Comment by beeflet
why should I require some third party's permission to do encryption between one of my computers and another one of my computers?
why should I require some third party's permission to do encryption between one of my computers and another one of my computers?
You can, you just have to use iTunes from your computer like it’s 2003 to add it to your music library.
It's not being required. just that the thread is about Let's Encrypt which ostensibly easier than setting up your own CA and distributing the root certificates to your devices. Which isn't too difficult but given how many people apparently use self-signed certificates, it's a bit high a bar.
Self-signed certs were a defect — people were used to just click OK and blackhats exploited that.
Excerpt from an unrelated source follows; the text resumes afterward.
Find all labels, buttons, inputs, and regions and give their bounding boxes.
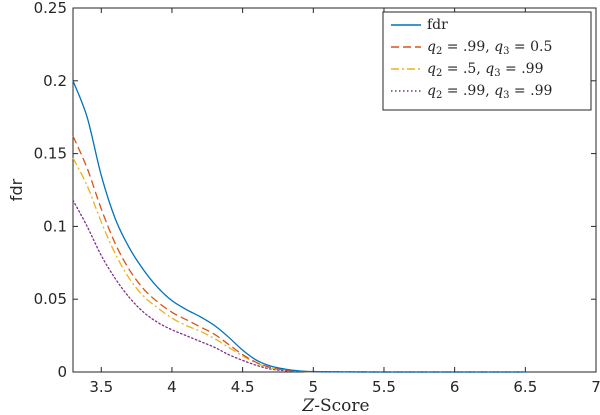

OP wants support for the special case where only the cert issuer trusts the cert (he has his own self-signed cert). Apple and others do support that: You make a private CA, trust that CA in the device, and then use that CA to sign certs for your IMAP server. IIRC (and this is from vague memory) you may need to configure yourself to be a company that manages employees' devices.
The whole system and everything built on it that underlies trust in encryption on the modern Internet is designed in a way that requires parties called certificate authorities. That's just the design, since it was largely designed for two unrelated people to establish secure communication.
Clearly, it is not required to use a third party. First of all, you can sign your own cert using itself, then verify it manually. However, this is not the trust model that most Internet software uses. That model is closer to what SSH does, sometimes called TOFU (Trust On First Use). The model that is intended is for the certificate chain to be verified back to a trust root (ignoring other wrinkles.) There's really no particular reason why self-signed certificates must be supported.
Note that I don't think this makes the bug report invalid. It seems like a regression that is not intentional. However, the important point is that a third party still isn't needed to use the system as intended. You can, in fact, issue your own CA certificates, trust them on your devices, and then use those to sign your own certificates, making yourself the authority. This will work even on iOS as far as I know, and it follows the typical trust model so software should handle it as expected (though apps that use certificate pinning or bundle the Mozilla CA certificates statically instead of using the operating system's trust store may not work, but by and large it works.)
Personally, I just use Let's Encrypt. That way other people can establish a "secure" connection to my devices, too.